Clancy Docwra Limited v E.ON Energy Solutions Limited
E.ON engaged Clancy Docwra Limited (“CDL”) as a sub-contractor to excavate trenches and install heat network pipework at the Barts Square development in London. E.ON were contracted to install an underground district heat network using the by-product heat of its locally based Combined Heat and Power Plant. During the work, CDL encountered adverse ground conditions (consisting of underground brick walls and brick rubble) and, later, a concrete heading which obstructed the proposed route for the pipework. E.ON instructed CDL to investigate the heading and to identify its contents and/or a route around it. A dispute subsequently arose as to whether CDL bore the risk of adverse ground conditions and whether it was entitled to be paid additional sums by E.ON for the work required to overcome such conditions.
The sub-contract between the parties was based on the JCT Standard Building Sub-contract with sub-contractor’s design, 2011 edition. E.ON relied on bespoke amendments to the sub-contract which sought to pass the risk of ground conditions to CDL as follows:
“2.1.7 The Sub-Contractor shall be deemed to have inspected and examined the site and its surroundings and to have satisfied himself before the date of the Sub-Contract as to the nature of the ground, the sub-surface and sub-soil; the form and nature of the site; the extent, nature and difficulty of the Sub-Contract Works; …. and in general to have obtained for himself all necessary information as to risks, contingencies and all other circumstances influencing of (sic) affecting the Sub-Contract Works.

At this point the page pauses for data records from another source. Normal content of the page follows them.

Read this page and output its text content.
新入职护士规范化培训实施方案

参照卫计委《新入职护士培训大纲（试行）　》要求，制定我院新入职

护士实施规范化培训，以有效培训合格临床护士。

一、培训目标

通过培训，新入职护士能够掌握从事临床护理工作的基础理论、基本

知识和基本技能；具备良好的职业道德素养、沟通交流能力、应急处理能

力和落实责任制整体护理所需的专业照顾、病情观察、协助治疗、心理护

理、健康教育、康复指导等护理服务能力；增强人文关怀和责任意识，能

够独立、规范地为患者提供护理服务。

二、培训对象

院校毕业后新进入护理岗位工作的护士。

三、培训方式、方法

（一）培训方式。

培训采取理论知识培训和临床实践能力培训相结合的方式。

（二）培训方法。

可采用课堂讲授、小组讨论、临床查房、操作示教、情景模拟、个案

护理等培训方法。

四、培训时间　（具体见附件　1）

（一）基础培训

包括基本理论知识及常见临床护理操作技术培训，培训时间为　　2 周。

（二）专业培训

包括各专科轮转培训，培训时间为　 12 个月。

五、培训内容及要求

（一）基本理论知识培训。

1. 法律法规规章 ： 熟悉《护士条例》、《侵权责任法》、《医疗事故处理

2.1.8 Notwithstanding any other provision of this Sub-Contract, the Sub-Contractor shall not be entitled to any extension of time or to any additional payment, damages, or direct loss and/or expense on the grounds of any misunderstanding or misinterpretation of any matter set out in clause 2.1.7, or his failure to discover or foresee any risk, contingency or other circumstance (including, without limitation, the existence of any adverse physical conditions or artificial obstructions) influencing or affecting the Sub-Contract Works.”
CDL relied on tender documentation which had been appended to the sub-contract as “Numbered Documents” and which showed that the tender had been based on a clear corridor for the pipework and did not allow for the breaking out of rock or dealing with obstructions. The “Sub-Contract Works” were defined in the sub-contract as “the works referred to in the Sub-Contract Agreement and described in the Numbered Documents”.